Mehr zu diesem Thema und der Werkstofftechnik findest du im Kurs: WT3-Werkstoffprüfung
Der Dauerschwingversuch oder auch Wöhlerversuch dient zur Untersuchung des Schwingverhaltens von Bauteilen über längere Zeit als Prüfverfahren. Mit Hilfe der Wöhlerkurve und dem Smith-Diagramm kann dieser Versuch ausgewertet werden.
Dauerschwingversuch – Grundlagen
Anders als beim Zugversuch, bei welchem eine einmalige, allmählich steigende Zugbelastung untersucht wird, betrachtet der Dauerschwingversuch auch das Werkstoffverhalten eines Bauteils bei einer wiederholenden Beanspruchung. Diese Beanspruchung ist dynamisch und zeichnet sich dadurch aus, dass sie schwellend und wechselnd auftritt.
Die Kurzzeitfestigkeit wird mit dem Dauerschwingversuch nicht ermittelt.
Werden Ständer, Fundamente oder Gehäuse vorwiegend statisch belastet, so unterliegen Wellen, Zahnräder, Federn und Achsen hauptsächlich einer dynamischen Belastung.
Organisatorisches
Organisiert ist der Dauerschwingversuch (Wöhlerversuch) in der DIN50100.”

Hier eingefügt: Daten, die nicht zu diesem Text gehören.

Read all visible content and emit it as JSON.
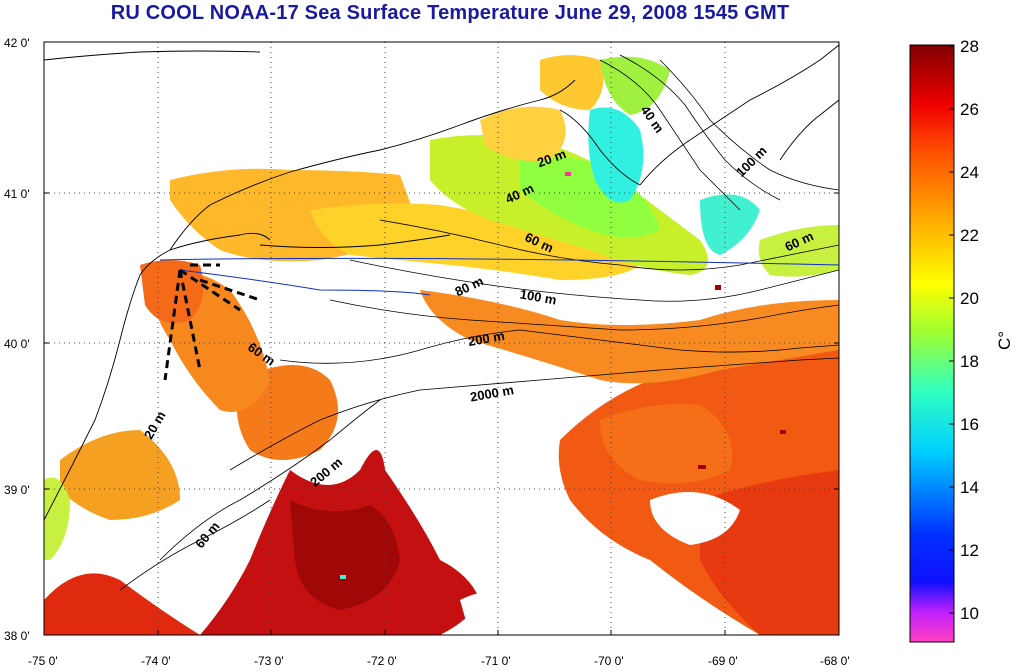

Der Dauerschwingversuch bildet die Beanspruchung von Maschinenbauteilen genauer ab, als andere Verfahren. Denn eingebaute Maschinenbauteile sind im Betrieb regelmäßig Schwingungen ausgesetzt und müssen diesen auch über einen längeren Zeitraum unbeschadet standhalten.
Die Auswertung des Versuchs erfolgt durch die Wöhlerkurve und das Smith-Diagramm (Dauerfestigkeitsdiagramm).”
Dynamische Beanspruchung
Bevor wir mit dem Versuchsaufbau starten, klären wir zunächst wodurch sich eine dynamische Beanspruchung auszeichnet.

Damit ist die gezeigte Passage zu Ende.